I texted her: “Sad to hear your boyfriend has died.” She texted back: “Devastated.” That was our last communication.
News of her death reached me via her neighbor and friend, Simon, who runs Wagging Tails and had been looking in on Elizabeth as she became weaker in recent weeks. She told me she was recovering from two bouts of Covid, although Simon said she had had a heart attack in December that hadn’t been diagnosed.
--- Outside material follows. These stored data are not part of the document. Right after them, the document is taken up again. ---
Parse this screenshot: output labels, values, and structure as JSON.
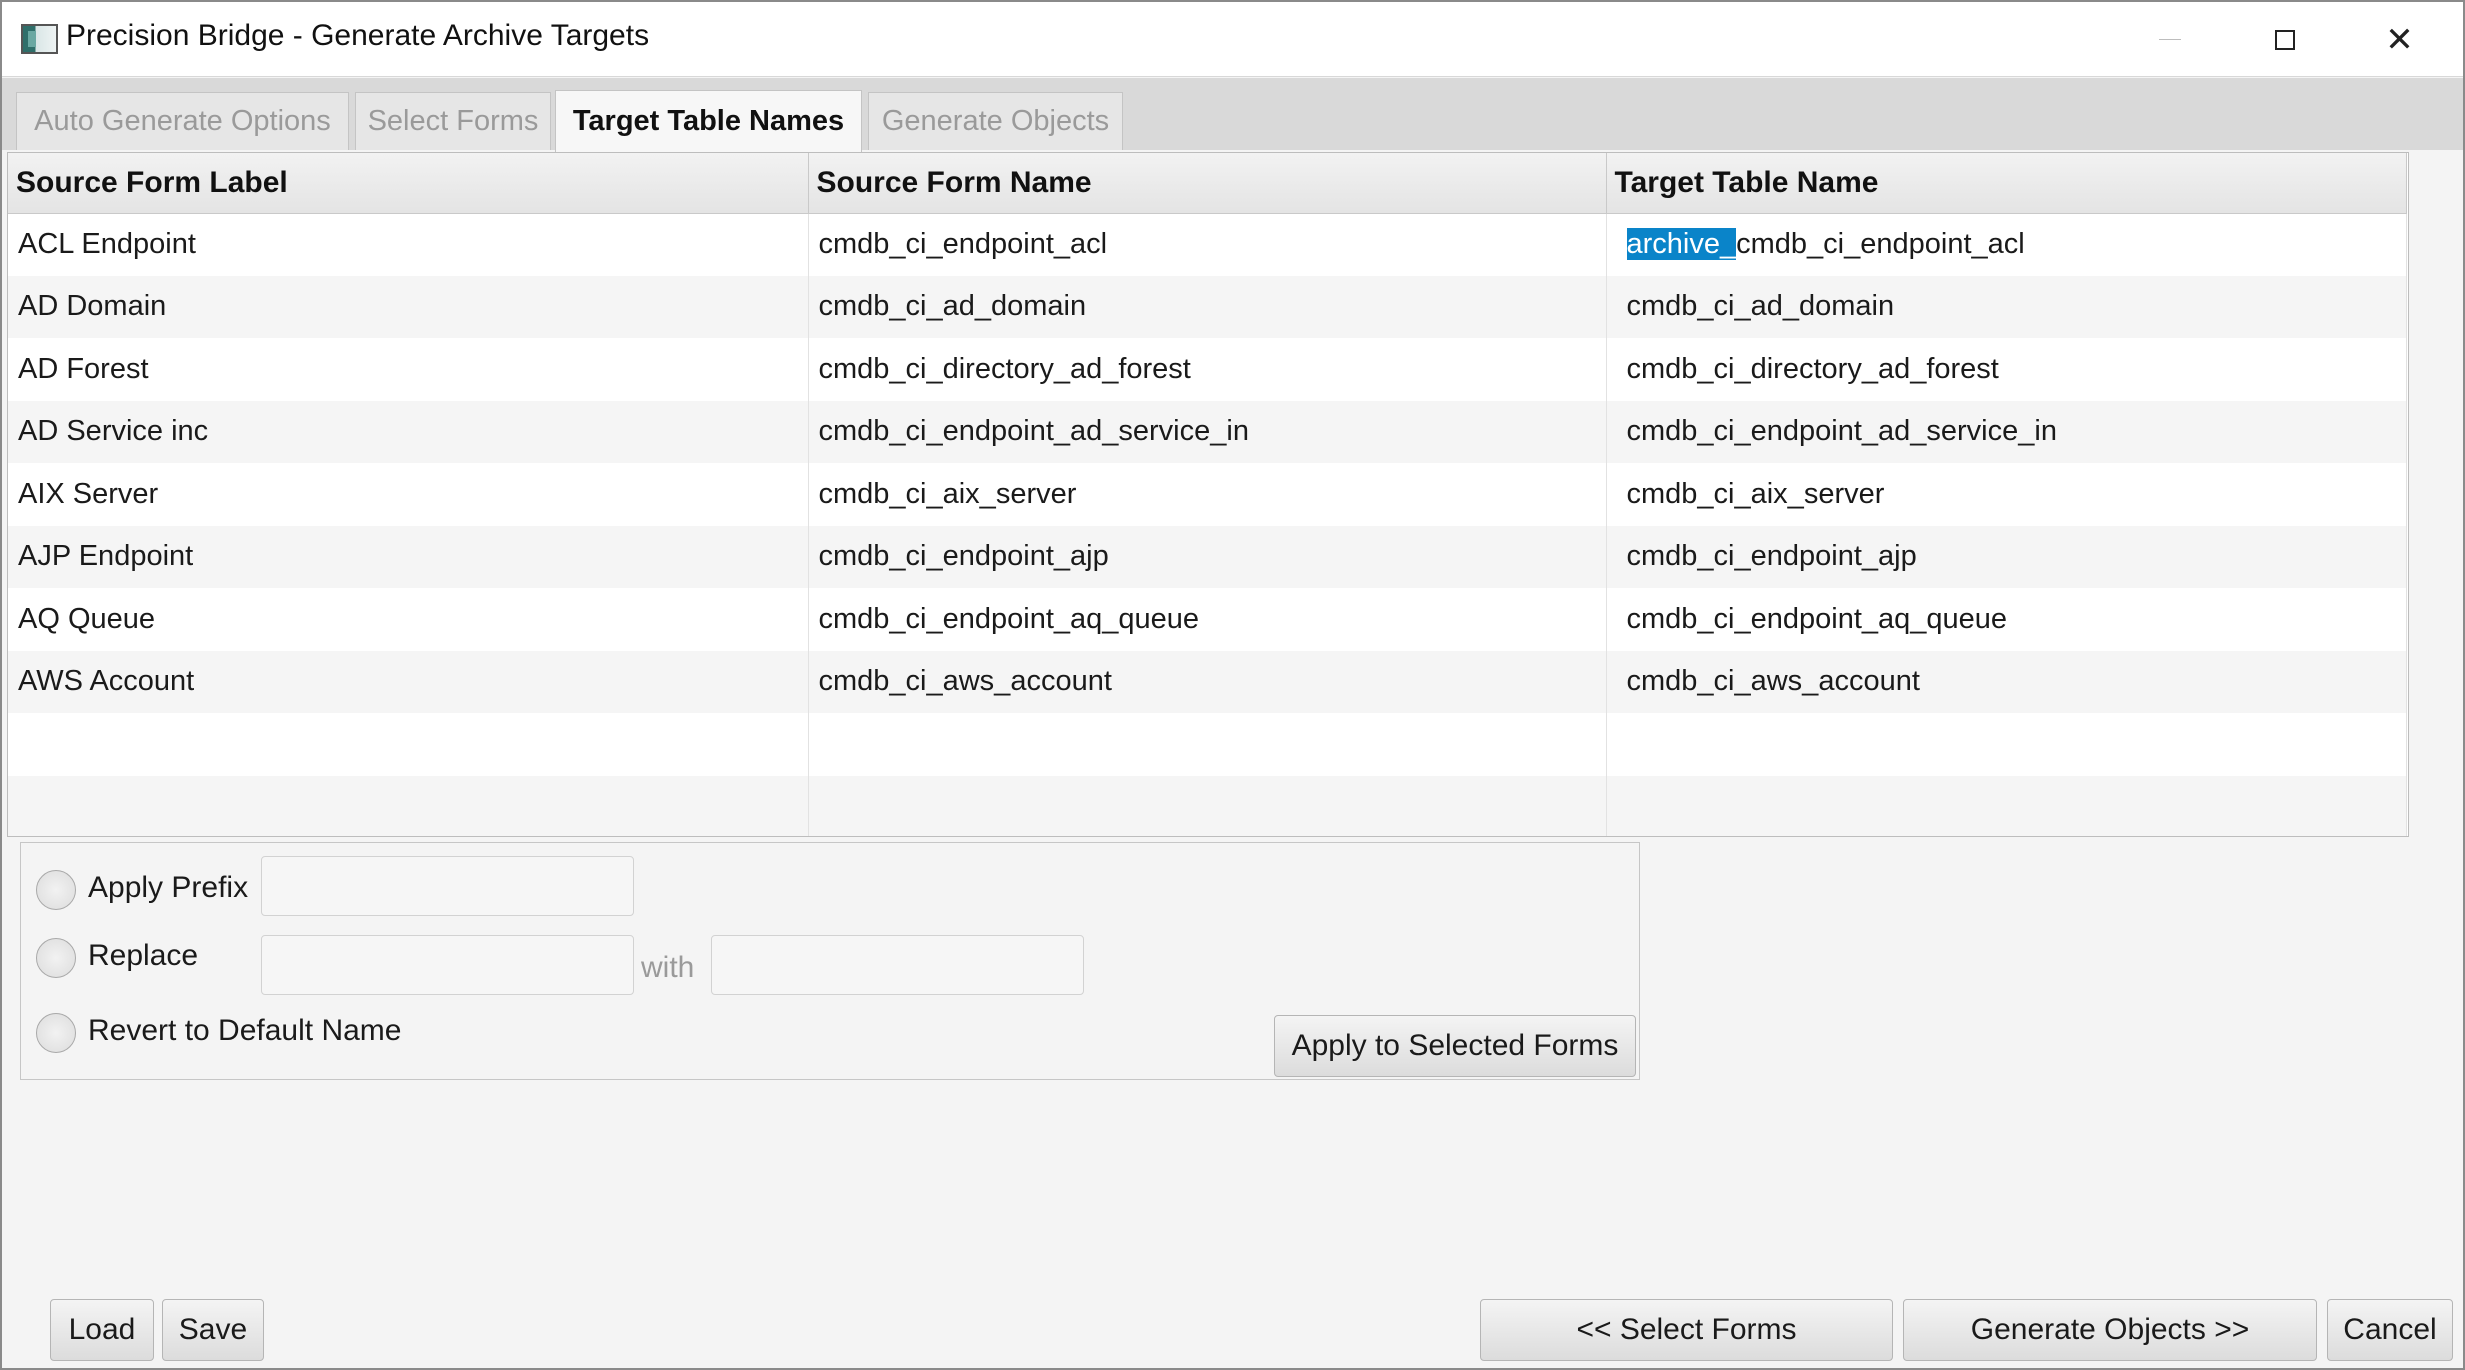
{
  "window": {
    "title": "Precision Bridge - Generate Archive Targets"
  },
  "tabs": [
    {
      "label": "Auto Generate Options",
      "active": false
    },
    {
      "label": "Select Forms",
      "active": false
    },
    {
      "label": "Target Table Names",
      "active": true
    },
    {
      "label": "Generate Objects",
      "active": false
    }
  ],
  "table": {
    "columns": [
      "Source Form Label",
      "Source Form Name",
      "Target Table Name"
    ],
    "rows": [
      {
        "label": "ACL Endpoint",
        "name": "cmdb_ci_endpoint_acl",
        "target_selected": "archive_",
        "target": "cmdb_ci_endpoint_acl"
      },
      {
        "label": "AD Domain",
        "name": "cmdb_ci_ad_domain",
        "target": "cmdb_ci_ad_domain"
      },
      {
        "label": "AD Forest",
        "name": "cmdb_ci_directory_ad_forest",
        "target": "cmdb_ci_directory_ad_forest"
      },
      {
        "label": "AD Service inc",
        "name": "cmdb_ci_endpoint_ad_service_in",
        "target": "cmdb_ci_endpoint_ad_service_in"
      },
      {
        "label": "AIX Server",
        "name": "cmdb_ci_aix_server",
        "target": "cmdb_ci_aix_server"
      },
      {
        "label": "AJP Endpoint",
        "name": "cmdb_ci_endpoint_ajp",
        "target": "cmdb_ci_endpoint_ajp"
      },
      {
        "label": "AQ Queue",
        "name": "cmdb_ci_endpoint_aq_queue",
        "target": "cmdb_ci_endpoint_aq_queue"
      },
      {
        "label": "AWS Account",
        "name": "cmdb_ci_aws_account",
        "target": "cmdb_ci_aws_account"
      }
    ]
  },
  "options": {
    "apply_prefix_label": "Apply Prefix",
    "prefix_value": "",
    "replace_label": "Replace",
    "replace_value": "",
    "with_label": "with",
    "with_value": "",
    "revert_label": "Revert to Default Name",
    "apply_button": "Apply to Selected Forms"
  },
  "footer": {
    "load": "Load",
    "save": "Save",
    "prev": "<< Select Forms",
    "next": "Generate Objects >>",
    "cancel": "Cancel"
  },
  "colors": {
    "selection": "#0a84c9"
  }
}
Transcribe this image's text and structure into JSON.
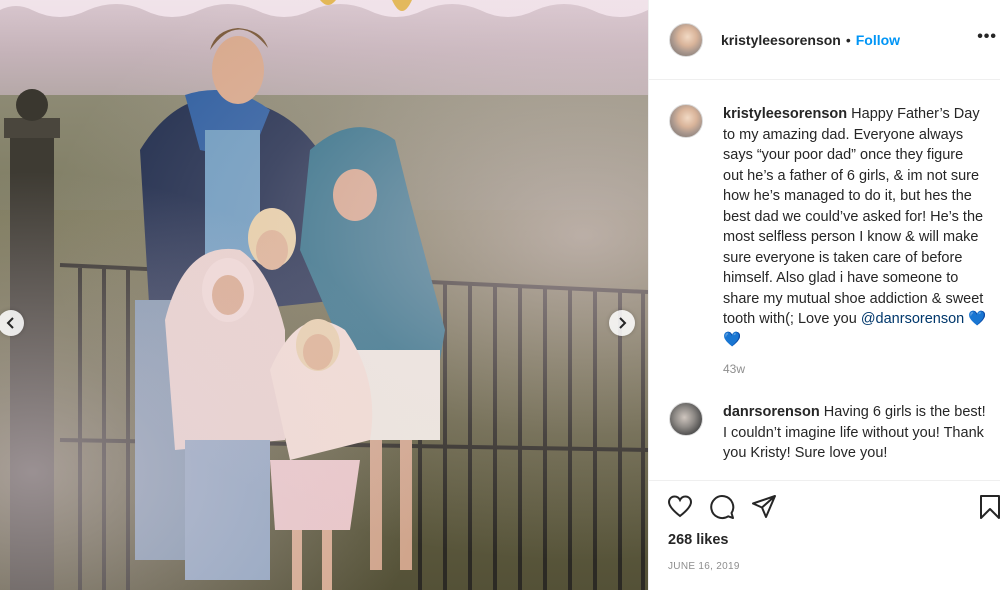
{
  "post": {
    "author": "kristyleesorenson",
    "separator": "•",
    "follow_label": "Follow",
    "more_label": "•••"
  },
  "comments": [
    {
      "username": "kristyleesorenson",
      "text": "Happy Father’s Day to my amazing dad. Everyone always says “your poor dad” once they figure out he’s a father of 6 girls, & im not sure how he’s managed to do it, but hes the best dad we could’ve asked for! He’s the most selfless person I know & will make sure everyone is taken care of before himself. Also glad i have someone to share my mutual shoe addiction & sweet tooth with(; Love you ",
      "mention": "@danrsorenson",
      "hearts": "💙💙",
      "time": "43w"
    },
    {
      "username": "danrsorenson",
      "text": "Having 6 girls is the best! I couldn’t imagine life without you! Thank you Kristy! Sure love you!"
    }
  ],
  "likes": "268 likes",
  "date": "JUNE 16, 2019",
  "icons": {
    "like": "heart-icon",
    "comment": "comment-icon",
    "share": "share-icon",
    "save": "bookmark-icon",
    "prev": "chevron-left-icon",
    "next": "chevron-right-icon"
  },
  "colors": {
    "accent": "#0095f6",
    "mention": "#00376b",
    "muted": "#8e8e8e"
  }
}
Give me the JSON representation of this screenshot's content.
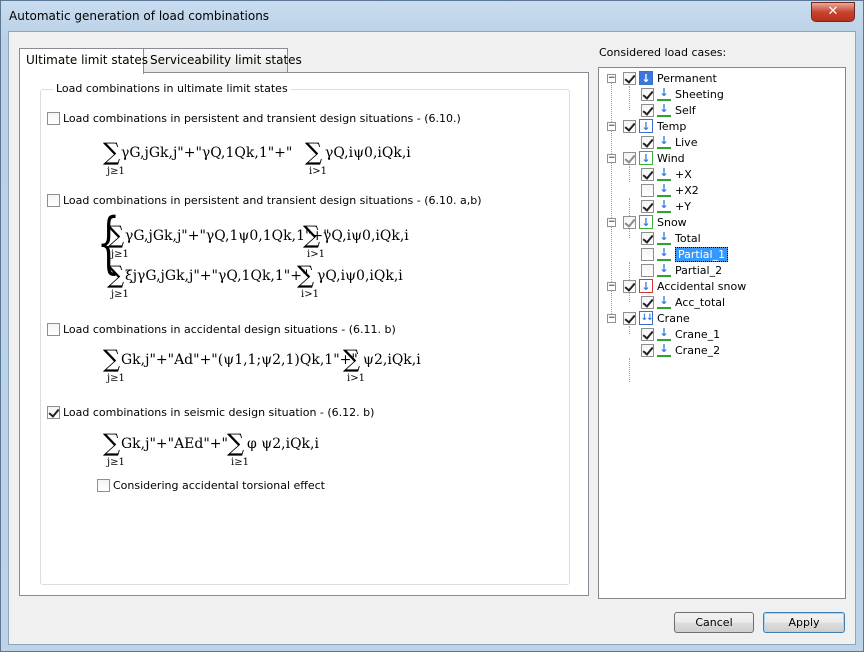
{
  "window": {
    "title": "Automatic generation of load combinations",
    "close_glyph": "✕"
  },
  "tabs": [
    {
      "label": "Ultimate limit states",
      "active": true
    },
    {
      "label": "Serviceability limit states",
      "active": false
    }
  ],
  "uls": {
    "group_title": "Load combinations in ultimate limit states",
    "options": [
      {
        "label": "Load combinations in persistent and transient design situations - (6.10.)",
        "checked": false
      },
      {
        "label": "Load combinations in persistent and transient design situations - (6.10. a,b)",
        "checked": false
      },
      {
        "label": "Load combinations in accidental design situations - (6.11. b)",
        "checked": false
      },
      {
        "label": "Load combinations in seismic design situation - (6.12. b)",
        "checked": true
      }
    ],
    "torsion_option": {
      "label": "Considering accidental torsional effect",
      "checked": false
    },
    "formulas": {
      "sigma": "∑",
      "sub_j": "j≥1",
      "sub_i": "i>1",
      "f1_a": "γG,jGk,j\"+\"γQ,1Qk,1\"+\"",
      "f1_b": "γQ,iψ0,iQk,i",
      "f2a_a": "γG,jGk,j\"+\"γQ,1ψ0,1Qk,1\"+\"",
      "f2a_b": "γQ,iψ0,iQk,i",
      "f2b_a": "ξjγG,jGk,j\"+\"γQ,1Qk,1\"+\"",
      "f2b_b": "γQ,iψ0,iQk,i",
      "f3_a": "Gk,j\"+\"Ad\"+\"(ψ1,1;ψ2,1)Qk,1\"+\"",
      "f3_b": "ψ2,iQk,i",
      "f4_a": "Gk,j\"+\"AEd\"+\"",
      "f4_b": "φ ψ2,iQk,i",
      "sub_i_ge": "i≥1",
      "brace": "{"
    }
  },
  "load_cases": {
    "label": "Considered load cases:",
    "groups": [
      {
        "name": "Permanent",
        "icon": "permanent-load-icon",
        "state": "checked",
        "children": [
          {
            "name": "Sheeting",
            "checked": true
          },
          {
            "name": "Self",
            "checked": true
          }
        ]
      },
      {
        "name": "Temp",
        "icon": "temporary-load-icon",
        "state": "checked",
        "children": [
          {
            "name": "Live",
            "checked": true
          }
        ]
      },
      {
        "name": "Wind",
        "icon": "wind-load-icon",
        "state": "partial",
        "children": [
          {
            "name": "+X",
            "checked": true
          },
          {
            "name": "+X2",
            "checked": false
          },
          {
            "name": "+Y",
            "checked": true
          }
        ]
      },
      {
        "name": "Snow",
        "icon": "snow-load-icon",
        "state": "partial",
        "children": [
          {
            "name": "Total",
            "checked": true
          },
          {
            "name": "Partial_1",
            "checked": false,
            "selected": true
          },
          {
            "name": "Partial_2",
            "checked": false
          }
        ]
      },
      {
        "name": "Accidental snow",
        "icon": "accidental-snow-load-icon",
        "state": "checked",
        "children": [
          {
            "name": "Acc_total",
            "checked": true
          }
        ]
      },
      {
        "name": "Crane",
        "icon": "crane-load-icon",
        "state": "checked",
        "children": [
          {
            "name": "Crane_1",
            "checked": true
          },
          {
            "name": "Crane_2",
            "checked": true
          }
        ]
      }
    ],
    "expand_glyph": "−",
    "load_arrow": "↓",
    "crane_arrows": "↓↓"
  },
  "buttons": {
    "cancel": "Cancel",
    "apply": "Apply"
  }
}
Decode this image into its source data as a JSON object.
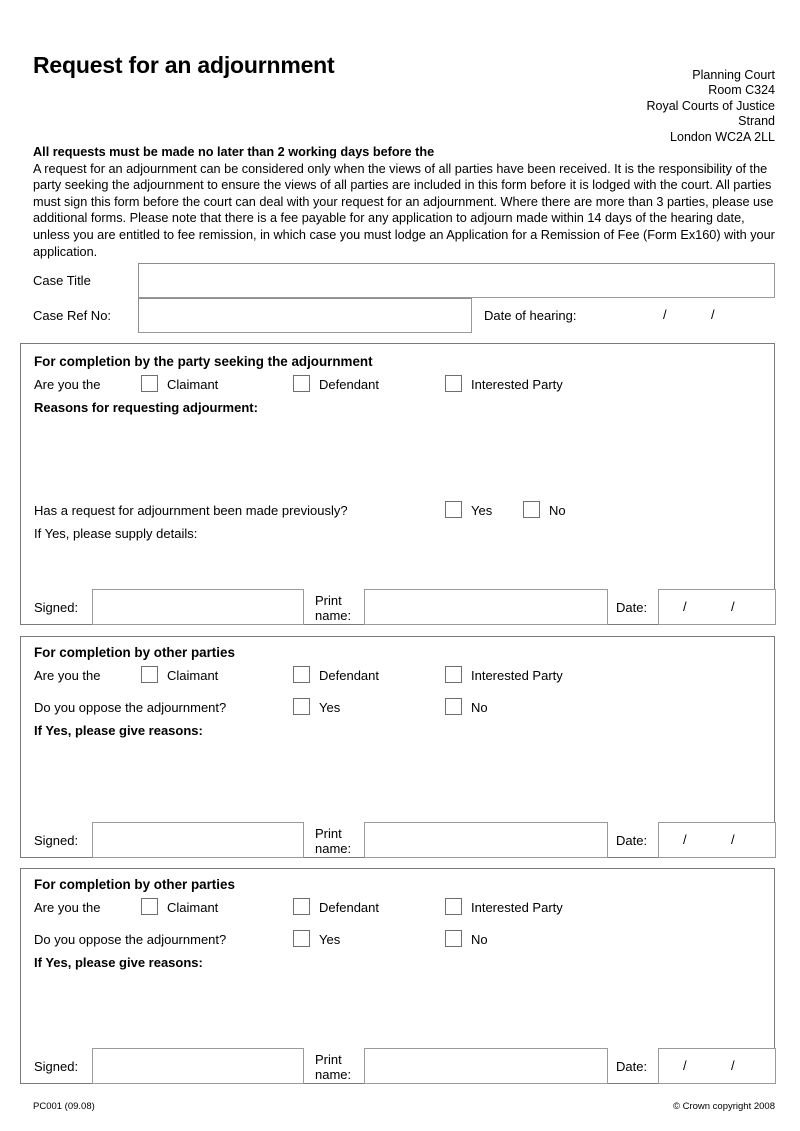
{
  "header": {
    "title": "Request for an adjournment",
    "court_address": [
      "Planning Court",
      "Room C324",
      "Royal Courts of Justice",
      "Strand",
      "London WC2A 2LL"
    ]
  },
  "intro": {
    "lead": "All requests must be made no later than 2 working days before the",
    "body": "A request for an adjournment can be considered only when the views of all parties have been received. It is the responsibility of the party seeking the adjournment to ensure the views of all parties are included in this form before it is lodged with the court. All parties must sign this form before the court can deal with your request for an adjournment. Where there are more than 3 parties, please use additional forms. Please note that there is a fee payable for any application to adjourn made within 14 days of the hearing date, unless you are entitled to fee remission, in which case you must lodge an Application for a Remission of Fee (Form Ex160) with your application."
  },
  "case_fields": {
    "case_title_label": "Case Title",
    "case_title_value": "",
    "case_ref_label": "Case Ref No:",
    "case_ref_value": "",
    "date_of_hearing_label": "Date of hearing:",
    "date_separator": "/",
    "date_day": "",
    "date_month": "",
    "date_year": ""
  },
  "section1": {
    "heading": "For completion by the party seeking the adjournment",
    "are_you_the": "Are you the",
    "party_options": [
      "Claimant",
      "Defendant",
      "Interested Party"
    ],
    "reasons_label": "Reasons for requesting adjourment:",
    "reasons_value": "",
    "previous_question": "Has a request for adjournment been made previously?",
    "yes_label": "Yes",
    "no_label": "No",
    "if_yes_label": "If Yes, please supply details:",
    "if_yes_value": ""
  },
  "section2": {
    "heading": "For completion by other parties",
    "are_you_the": "Are you the",
    "party_options": [
      "Claimant",
      "Defendant",
      "Interested Party"
    ],
    "oppose_question": "Do you oppose the adjournment?",
    "yes_label": "Yes",
    "no_label": "No",
    "if_yes_label": "If Yes, please give reasons:",
    "if_yes_value": ""
  },
  "section3": {
    "heading": "For completion by other parties",
    "are_you_the": "Are you the",
    "party_options": [
      "Claimant",
      "Defendant",
      "Interested Party"
    ],
    "oppose_question": "Do you oppose the adjournment?",
    "yes_label": "Yes",
    "no_label": "No",
    "if_yes_label": "If Yes, please give reasons:",
    "if_yes_value": ""
  },
  "signature": {
    "signed_label": "Signed:",
    "print_name_line1": "Print",
    "print_name_line2": "name:",
    "date_label": "Date:",
    "date_separator": "/",
    "signed_value": "",
    "print_name_value": "",
    "date_value": ""
  },
  "footer": {
    "form_code": "PC001 (09.08)",
    "copyright": "© Crown copyright 2008"
  }
}
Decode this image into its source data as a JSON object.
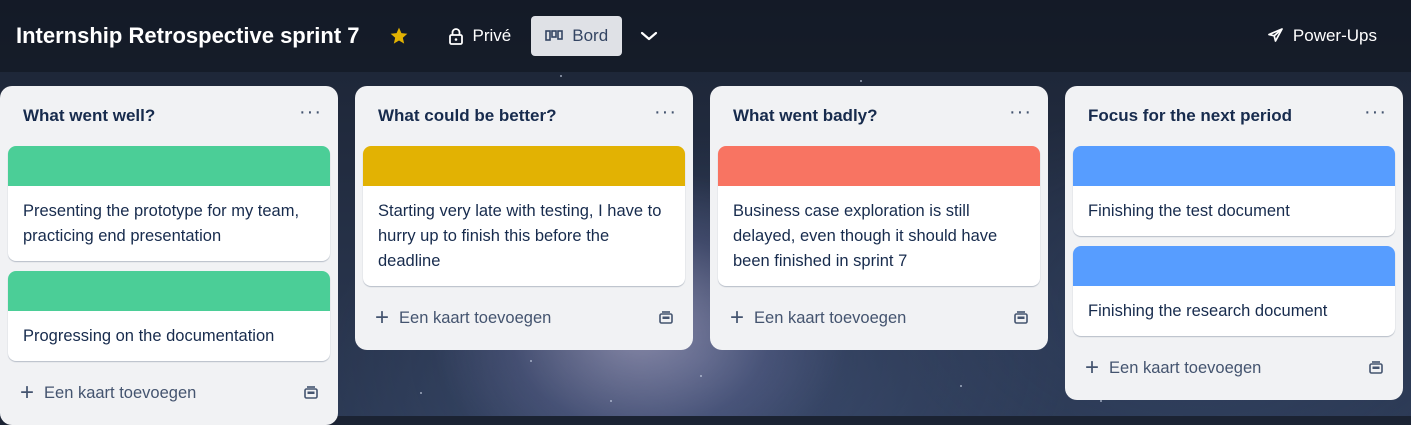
{
  "board": {
    "title": "Internship Retrospective sprint 7",
    "visibility": "Privé",
    "view": "Bord",
    "power_ups": "Power-Ups"
  },
  "lists": [
    {
      "title": "What went well?",
      "cover_color": "#4bce97",
      "cards": [
        "Presenting the prototype for my team, practicing end presentation",
        "Progressing on the documentation"
      ],
      "add_label": "Een kaart toevoegen"
    },
    {
      "title": "What could be better?",
      "cover_color": "#e2b203",
      "cards": [
        "Starting very late with testing, I have to hurry up to finish this before the deadline"
      ],
      "add_label": "Een kaart toevoegen"
    },
    {
      "title": "What went badly?",
      "cover_color": "#f87462",
      "cards": [
        "Business case exploration is still delayed, even though it should have been finished in sprint 7"
      ],
      "add_label": "Een kaart toevoegen"
    },
    {
      "title": "Focus for the next period",
      "cover_color": "#579dff",
      "cards": [
        "Finishing the test document",
        "Finishing the research document"
      ],
      "add_label": "Een kaart toevoegen"
    }
  ],
  "icons": {
    "star": "star-icon",
    "visibility": "lock-icon",
    "view": "board-icon",
    "chevron": "chevron-down-icon",
    "power_ups": "rocket-icon",
    "menu": "more-icon",
    "add": "plus-icon",
    "template": "card-template-icon"
  },
  "colors": {
    "star": "#e2b203",
    "list_bg": "#f1f2f4",
    "text": "#172b4d"
  }
}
I read his private message on Facebook (the place where we hear about most deaths these days), and the shock was immeasurable as I sobbed uncontrollably. I was on my way to an appointment for an eye problem I’ve been having, and here were those eyes doing what they were not supposed to be doing on the beautiful train journey down the Hudson river on a sunny March morning.
I have lost many people in my life: my parents, colleagues, three years ago my best friend from school, Shelley. Every death is different, as is every grieving response. Elizabeth was such a huge part of my life for so many years, I am in a kind of breathless free fall: a sudden emptying out of experience, words, laughter, memories, falling so quickly that I am panicked about not being able to catch them all before they start to fade.
When I saw her last, I reminded her that she had given me the best advice of my life. Seeing me fleeting around various men at the Cambridge TV Festival, behaving outrageously as I was wont to do, she said: “You think that your currency is your sexuality. It’s not; it’s your brain.”
That’s something that has stuck with me a long time, amongst so much else – too much to mention in one piece.
It grieves me that she didn’t have the life she imagined and wanted; the sacrifice she made for her mother was immense.
She wasn’t always treated well by her employers, but I know from the people who have been in touch this week that she was a good, much-loved boss and colleague.
I was blessed to have her in my life for so long, but today that time feels all too short.